Search code examples
pythonencodingutf-8non-unicode

Delete weird ANSI character and convert accented ones using Python


I've downloaded a bunch of Spanish tweets using the Twitter API, but some of them have strange ANSI characters that I don't want there. I have around 18000 files and I want to remove those characters. I have all my files encoded as UTF-8. For example:

b'Me quedo con una frase de nuestra reuni\xc3\xb3n de hoy.'

If they are accented characters (we have plenty in spanish) I want to delete the accented letter and replace it for the non-accented version of it. That's because after that I'm doing some text mining analysis and I want to unify the words because there could be people not using accents. That b means is in byte mode, I think.

In the case before if I put the following in python:

print(u'Me quedo con una frase de nuestra reuni\xc3\xb3n de hoy con @Colegas')

And I get this in the terminal:

Me quedo con una frase de nuestra reunión de hoy con @Colegas

Which I don't like because it's not a used accent in Spanish. There should be the character ó. I don't get why is nor getting it right.

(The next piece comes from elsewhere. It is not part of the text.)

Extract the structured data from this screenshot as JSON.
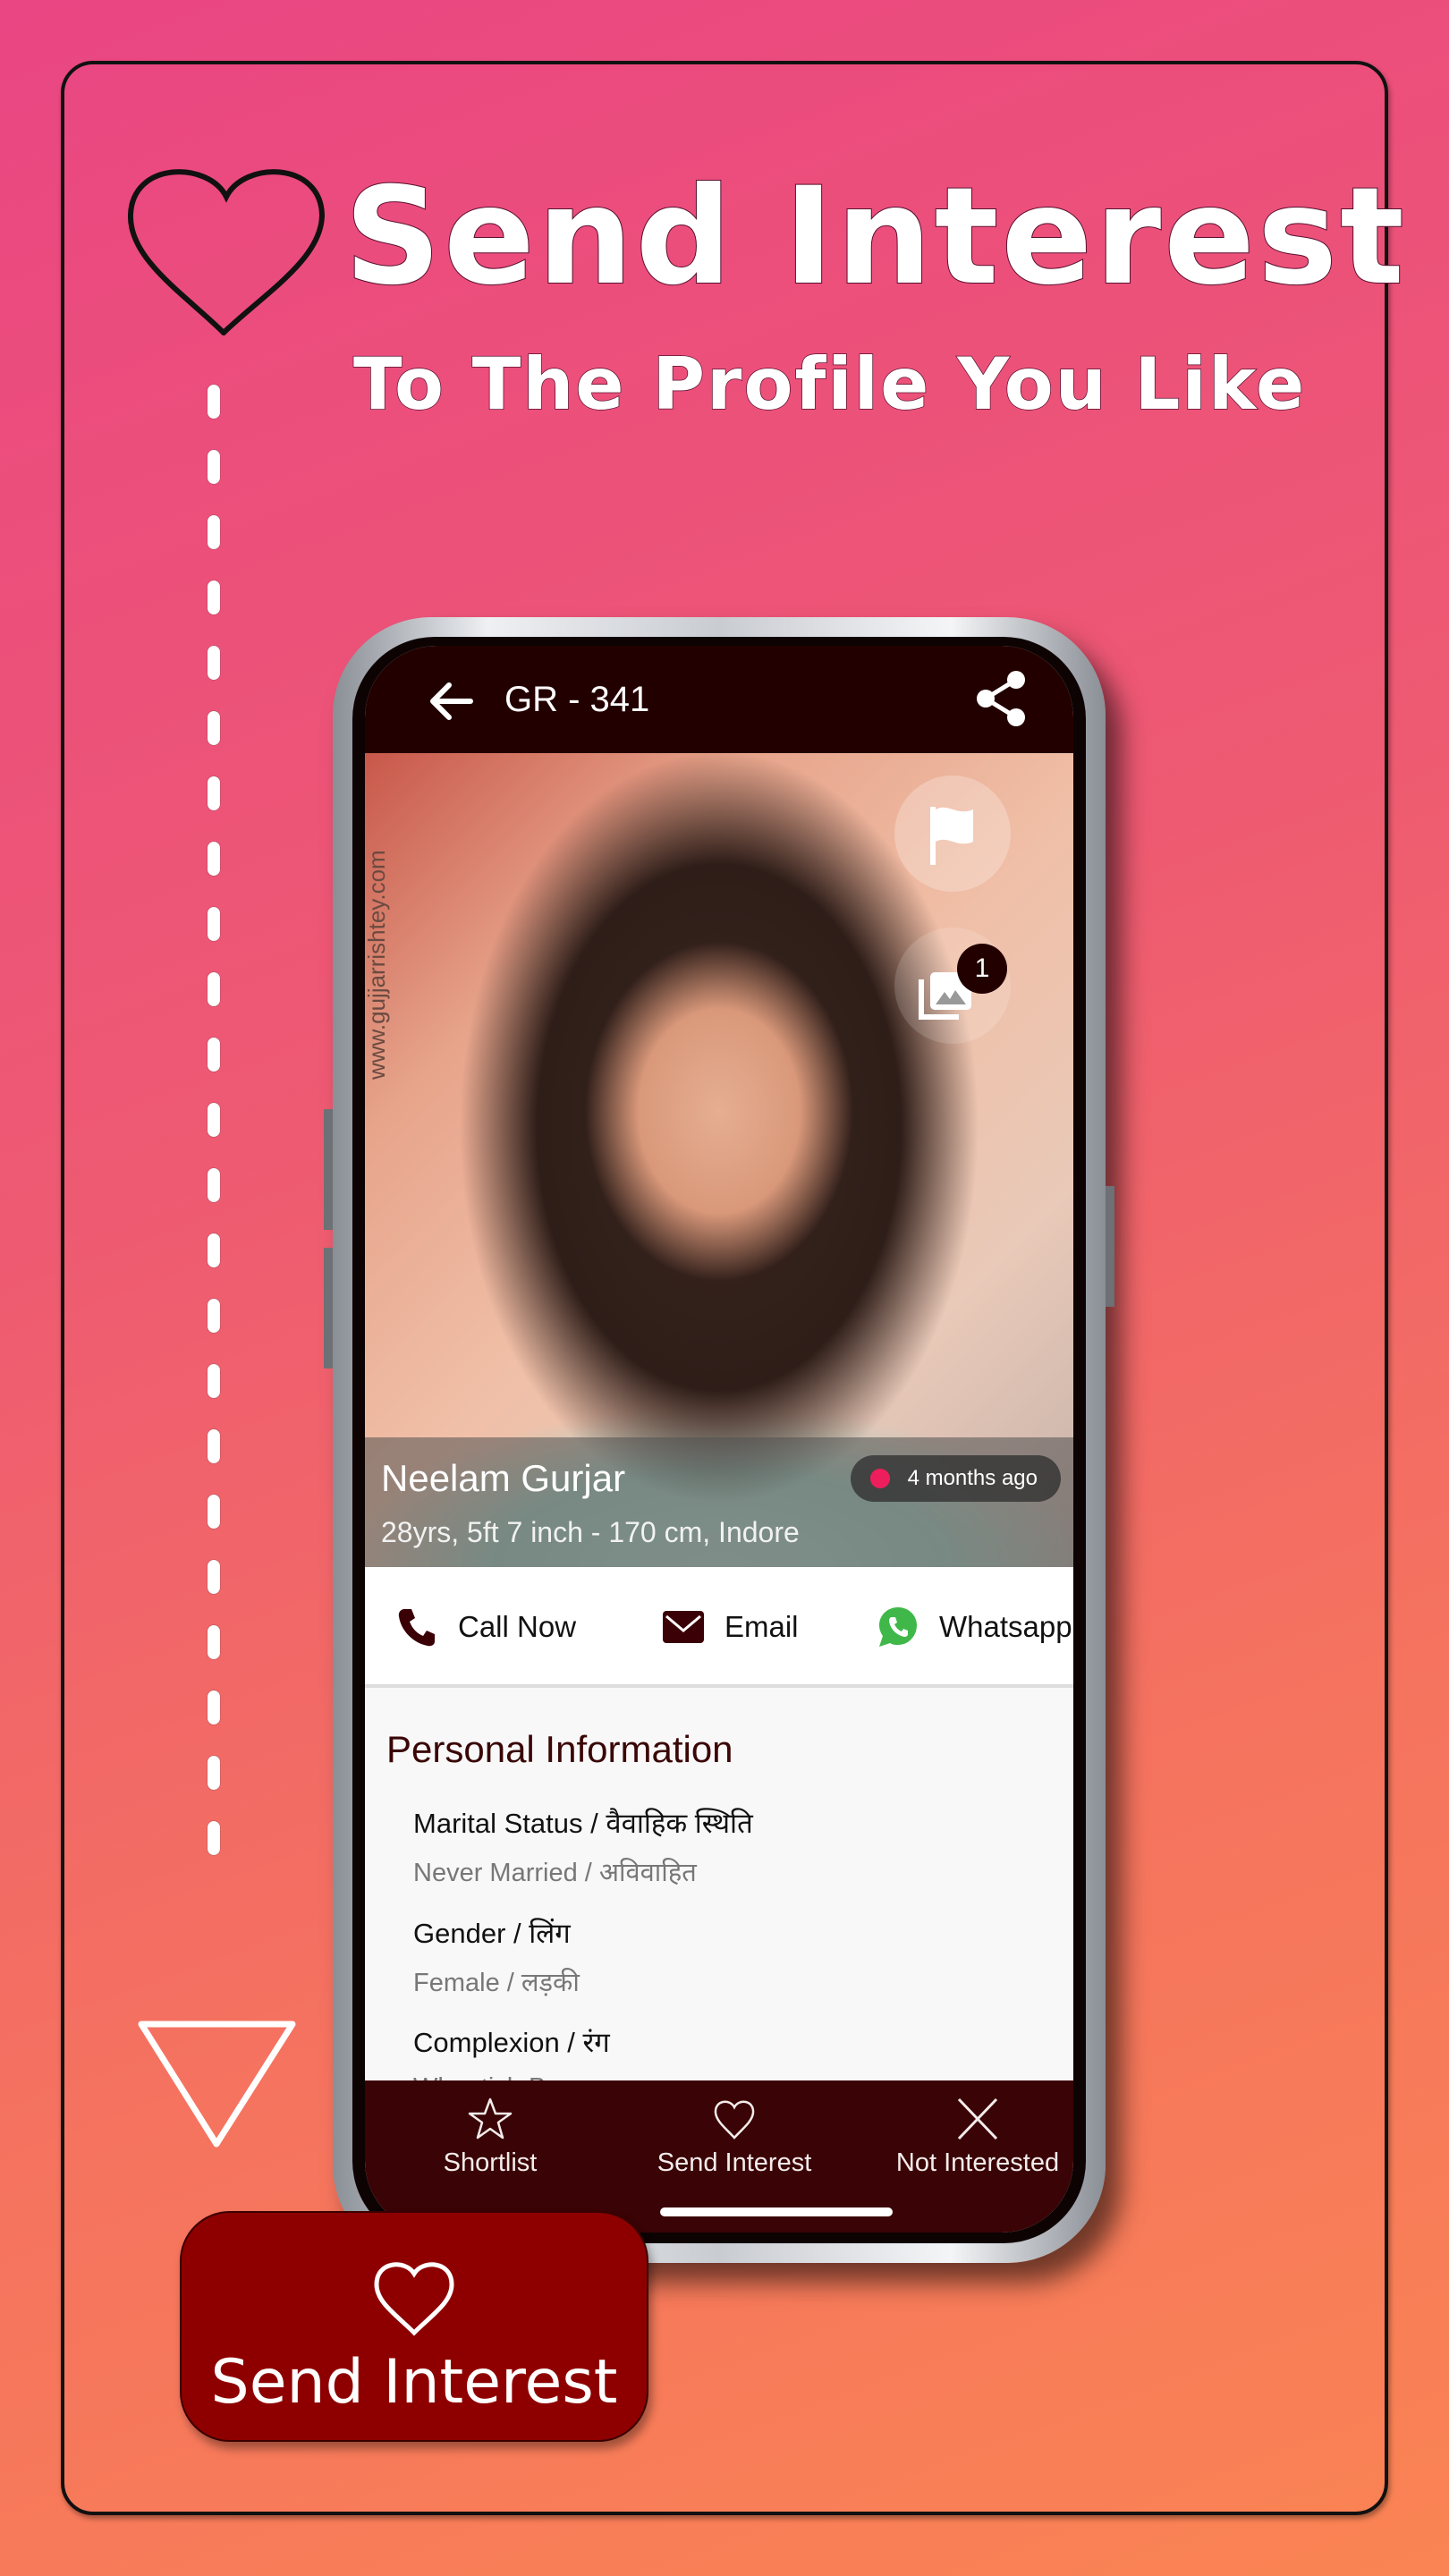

I also would like the b at the beginning of the files to disappear. To encode the files I used the following:

f.write(str(FILE.encode('utf-8','strict')))

There I create my files from some json in UTF-8 which contains a lot of keys for each tweet. Maybe I should change it or I'm doing something wrong there.

In some cases there's also a problem when trying to get the characters in the python terminal. For instance:

print(u'\uD83D\uDC1F')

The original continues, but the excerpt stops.